Question

According to Kolmogorov ("Algèbres de Boole métriques complètes", VI Zjazd Matematykòw Polskich, 1948, english translation Phil. Studies, 1995, 77, 57-66), a Boolean algebra $(B, \wedge, \vee,-,1,0)$ is metric if it is given together with a map $ B\xrightarrow\mu R $ to the reals such that:

1) $[x \wedge y=0] \Rightarrow [\mu(x \vee y)=\mu (x) + \mu (y)]$

2) $ [x \neq 0] \Rightarrow [\mu (x)>0] $.

In facts, if $B \times B \xrightarrow+ B$ denotes symmetric difference, the composite $ B \times B \xrightarrow+ B \xrightarrow\mu R$ is a metric.

Denoting: Bool the category of Boolean algebras, Met the category of metric spaces with non-expansive maps and MBool the category of metric Boolean algebras with non-expansive Boolean homomorphisms:

• what are the main differences between the categories MBool and Bool ?
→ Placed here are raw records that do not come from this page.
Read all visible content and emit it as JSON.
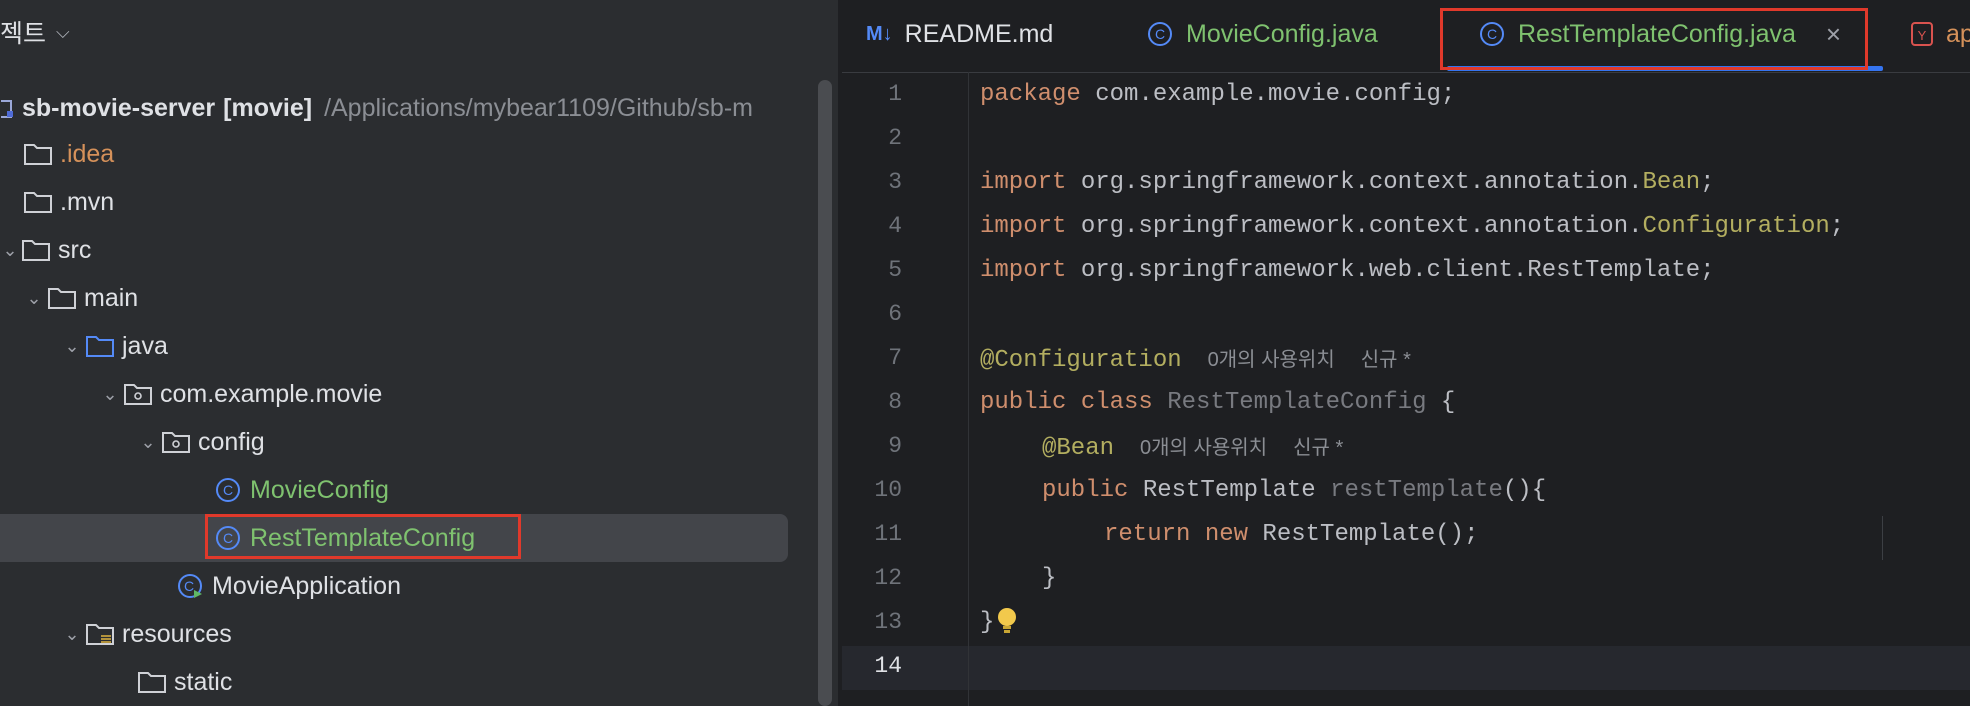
{
  "project": {
    "header_label": "젝트",
    "root_name": "sb-movie-server",
    "root_module": "[movie]",
    "root_path": "/Applications/mybear1109/Github/sb-m",
    "items": {
      "idea": ".idea",
      "mvn": ".mvn",
      "src": "src",
      "main": "main",
      "java": "java",
      "package": "com.example.movie",
      "config": "config",
      "movie_config": "MovieConfig",
      "rest_template_config": "RestTemplateConfig",
      "movie_application": "MovieApplication",
      "resources": "resources",
      "static": "static"
    }
  },
  "tabs": [
    {
      "icon": "M↓",
      "label": "README.md"
    },
    {
      "icon": "C",
      "label": "MovieConfig.java"
    },
    {
      "icon": "C",
      "label": "RestTemplateConfig.java",
      "close": "×"
    },
    {
      "icon": "Y",
      "label": "ap"
    }
  ],
  "editor": {
    "lines": [
      {
        "n": "1"
      },
      {
        "n": "2"
      },
      {
        "n": "3"
      },
      {
        "n": "4"
      },
      {
        "n": "5"
      },
      {
        "n": "6"
      },
      {
        "n": "7"
      },
      {
        "n": "8"
      },
      {
        "n": "9"
      },
      {
        "n": "10"
      },
      {
        "n": "11"
      },
      {
        "n": "12"
      },
      {
        "n": "13"
      },
      {
        "n": "14"
      }
    ],
    "code": {
      "l1_kw": "package",
      "l1_rest": " com.example.movie.config;",
      "l3_kw": "import",
      "l3_rest": " org.springframework.context.annotation.",
      "l3_cls": "Bean",
      "l3_end": ";",
      "l4_kw": "import",
      "l4_rest": " org.springframework.context.annotation.",
      "l4_cls": "Configuration",
      "l4_end": ";",
      "l5_kw": "import",
      "l5_rest": " org.springframework.web.client.RestTemplate;",
      "l7_ann": "@Configuration",
      "l7_hint1": "0개의 사용위치",
      "l7_hint2": "신규 *",
      "l8_kw": "public class",
      "l8_name": " RestTemplateConfig",
      "l8_rest": " {",
      "l9_ann": "@Bean",
      "l9_hint1": "0개의 사용위치",
      "l9_hint2": "신규 *",
      "l10_kw": "public",
      "l10_type": " RestTemplate ",
      "l10_method": "restTemplate",
      "l10_rest": "(){",
      "l11_kw": "return new",
      "l11_rest": " RestTemplate();",
      "l12": "}",
      "l13": "}"
    }
  },
  "colors": {
    "accent": "#3574f0",
    "highlight_box": "#e0392b",
    "bulb": "#f2c94c"
  }
}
• the two forgetful functors MBool$\rightarrow$ Bool and MBool$\rightarrow$ Met have left adjoints ?

Answer 1

I have a feeling that uncountable products in $MBool$ do not exist in general. One thing is for sure: if $MBool$ has uncountable products, then the forgetful functor $MBool \to Bool$ cannot preserve them (whence the forgetful functor couldn't have a left adjoint.)

Indeed, if $2$ is the 2-element Boolean algebra with its unique measure $\mu$. If the uncountable product $(2, \mu)^{\omega_1}$ existed in $MBool$, where $\omega_1$ is the first uncountable ordinal, and if this product is calculated as it would be in $Bool$ (which is the set-theoretic infinite product), then we could construct an uncountable strictly decreasing chain of elements (uncountable tuples)

$$(1, 1, 1, \ldots) > (0, 1, 1, \ldots) > (0, 0, 1, \ldots) > \ldots$$

and there would have to be a corresponding uncountable strictly decreasing chain of positive real numbers

$$\mu(1, 1, 1, \ldots) > \mu(0, 1, 1, \ldots) > \mu(0, 0, 1, \ldots) > \ldots$$

by the axioms on metric Boolean algebras. This is impossible by cofinality considerations.

Regardless of whether there are infinite products in $MBool$, there is a trivial reason why the forgetful functor $U: MBool \to Bool$ cannot have a left adjoint $F$ under the axioms given for metric Boolean algebras. Suppose WLOG that $\mu(1) = 1$ where the $1$ on the left is the top element of the putative free metric Boolean algebra $FB$. Then define a different metric $\mu'$ on $UFB$ by $\mu'(b) = r\mu(b)$ where $r > 1$, giving a different metric Boolean algebra $B'$. Then there is no nonexpansive metric Boolean algebra map $FB \to B'$ which extends the Boolean algebra embedding $i: B \to UB'$ along $i: B \to UFB$.

One might think this trivial objection could be remedied by adding an extra axiom like $\mu(1) = 1$ (so we are working with probability measures in a sense), but it seems highly doubtful even in that case that a left adjoint out of $Bool$ would exist. As noted above, it could only exist if $MBool$ lacked many limits like uncountable products, and this would rule out a straightforward application of an adjoint functor theorem.

I am not sure about a left adjoint out of $Met$.